Contra esta sentença interpôs recurso para o Tribunal da Relação de Coimbra o banco A., SA, suscitando desde logo a sua própria ilegitimidade, por entender que, tendo-se operado, por escritura pública lavrada em 19 de Dezembro de 2002, a fusão por incorporação do banco A., SA no banco A., SGPS, sociedade que simultaneamente alterou a sua denominação para banco AA., SA, ocorrera a extinção do sancionado banco A., SA, não se tendo transmitido a sua responsabilidade contra-ordenacional para o recorrente banco AA., SA, por a tal se opor o disposto nos artigos 127.º e 128.º do Código Penal (extinção da responsabilidade criminal pela morte do agente), aplicável no âmbito do direito contra-ordenacional por força do artigo 32.º do Decreto-Lei n.º 433/82, de 27 de Outubro. Nas alegações de recurso, o recorrente suscitou diversas questões de inconstitucionalidade, entre elas a inconstitucionalidade material – por violação do artigo 30.º, n.º 3, da Constituição da República Portuguesa (CRP) – da norma constante do artigo 112.º, alínea a), do Código das Sociedades Comerciais (CSC), interpretada no sentido da transmissibilidade para a sociedade incorporante da responsabilidade contra-ordenacional por infracção praticada pela sociedade incorporada, pois tal implicaria a possibilidade de subrogação no cumprimento das penas.
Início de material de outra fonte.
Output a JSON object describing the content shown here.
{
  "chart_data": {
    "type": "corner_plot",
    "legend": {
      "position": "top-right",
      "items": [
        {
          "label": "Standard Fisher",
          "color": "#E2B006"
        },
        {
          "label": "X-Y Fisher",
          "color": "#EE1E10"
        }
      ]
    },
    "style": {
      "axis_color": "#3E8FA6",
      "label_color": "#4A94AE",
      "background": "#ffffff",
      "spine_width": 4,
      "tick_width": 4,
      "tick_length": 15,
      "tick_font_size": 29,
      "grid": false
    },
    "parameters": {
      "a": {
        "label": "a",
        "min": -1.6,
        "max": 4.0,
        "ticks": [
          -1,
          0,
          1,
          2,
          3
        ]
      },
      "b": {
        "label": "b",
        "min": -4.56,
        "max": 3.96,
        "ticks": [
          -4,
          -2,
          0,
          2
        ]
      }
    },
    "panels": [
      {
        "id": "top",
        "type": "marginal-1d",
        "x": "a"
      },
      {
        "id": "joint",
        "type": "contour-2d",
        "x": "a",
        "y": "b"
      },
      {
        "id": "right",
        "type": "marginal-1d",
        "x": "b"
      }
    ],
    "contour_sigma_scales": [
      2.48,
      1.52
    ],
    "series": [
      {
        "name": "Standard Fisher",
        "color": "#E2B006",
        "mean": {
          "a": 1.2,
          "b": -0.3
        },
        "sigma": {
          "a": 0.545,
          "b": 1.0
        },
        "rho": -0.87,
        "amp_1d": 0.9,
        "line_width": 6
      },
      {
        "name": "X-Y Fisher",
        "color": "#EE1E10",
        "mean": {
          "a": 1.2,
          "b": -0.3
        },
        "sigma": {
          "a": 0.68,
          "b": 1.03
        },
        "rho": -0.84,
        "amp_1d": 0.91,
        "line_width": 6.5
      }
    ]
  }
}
Por acórdão de 6 de Novembro de 2003 do Tribunal da Relação de Coimbra foi negado provimento ao recurso, com desatendimento da mencionada questão de inconstitucionalidade, a propósito da qual se expendeu o seguinte:
2.1 – Como questão prévia, pretexta a recorrente, agora « banco AA., SA », sociedade que incorporou por fusão o banco A., SA, a sua ilegitimidade superveniente, dizendo concretamente, no respectivo proémio, que «... interpõe o presente recurso apesar de reconhecer que não tem legitimidade para estar nos autos» (!...). Com efeito, como se alega, por escritura pública lavrada no Cartório Notarial do Porto no dia 19 de Dezembro de 2002, operou-se a fusão, por incorporação, do banco A., SA, no banco A., SGPS, com a consequente transmissão do património da sociedade incorporada em favor da sociedade incorporante, tendo ocorrido simultaneamente a alteração do objecto e denominação da sociedade incorporante, passando esta a exercer a actividade típica de uma instituição de crédito e adoptando a denominação de « banco AA., SA ». Pretende-se assim significar que, com a inscrição da referida fusão no registo comercial, se extinguiu o arguido « banco A., SA » à data da respectiva apresentação, ou seja, 20 de Dezembro de 2002.
Destarte – remata-se – o princípio da não transmissibilidade da responsabilidade criminal ou contravencional, consagrado nas disposições legais que cita, e no artigo 30.°, n.º 3, da CRP, aplicável no âmbito do direito contra-ordenacional, tem como consequência a extinção da responsabilidade e do procedimento contra-ordenacionais.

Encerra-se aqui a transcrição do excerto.